A report in the Guardian today included a rather curious statement. Covering a speech by Labour Party leader Ed Milliband at Whitelee Wind Farm near Glasgow, Damian Carrington claimed the following:
The windfarm, which spreads out across low, heather-clad hills, currently has 140 turbines and will add another 75 turbines soon, giving it a capacity equivalent to more than half a nuclear power station (about 550MW).
Now, it is true that the capacity of most nuclear power plants is somewhere around 1000 MW, however one would expect that a journalist who regularly writes about energy would understand that 550 MW of wind was not equivalent to 550 MW of nuclear.

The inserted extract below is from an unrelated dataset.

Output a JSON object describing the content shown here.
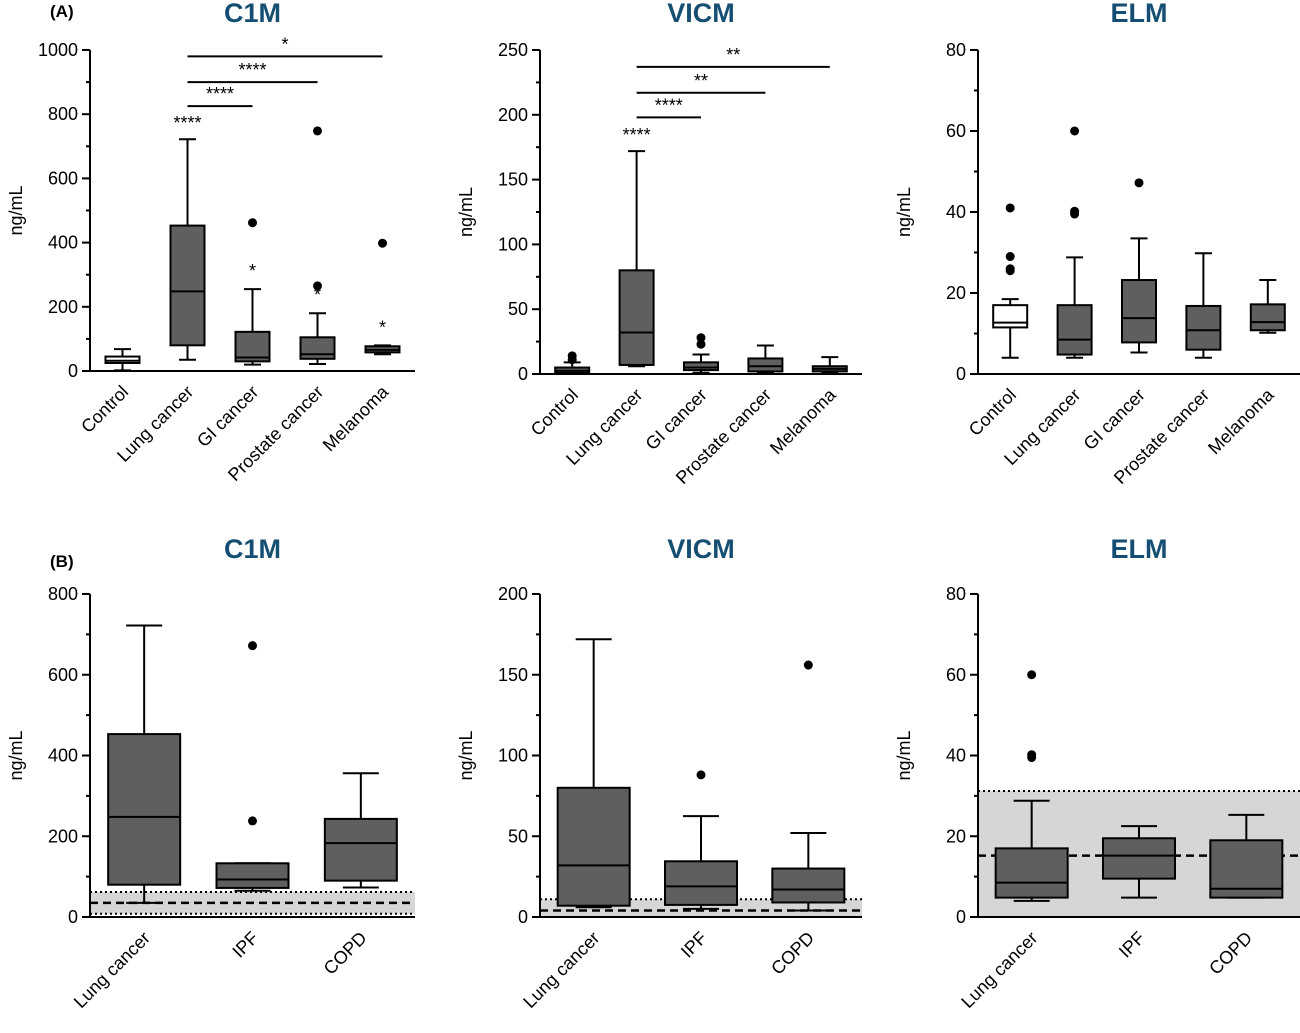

So, how much of a 1 GW nuclear power plant would 550 MW of wind be equivalent to? For a start the (“nameplate”) capacity of a plant is its maximum output, not its average output. Wind power, as everyone knows varies. The key issue here is capacity factor, the ratio of actual output against its “nameplate capacity.” The US for example has the world’s largest nuclear fleet and had an average capacity factor of 89% in 2011. (figures for other countries available here)
What about Whitelee Wind Farm? Based on this marketing leaflet for the extension of Whitelee, its current capacity factor is about 30%. So, instead of the wind farm’s capacity being the equivalent of half a nuclear power plant, as the Guardian claimed, it is the equivalent of less than a quarter.
None of this is anti-wind, it is simply pro-arithmetic.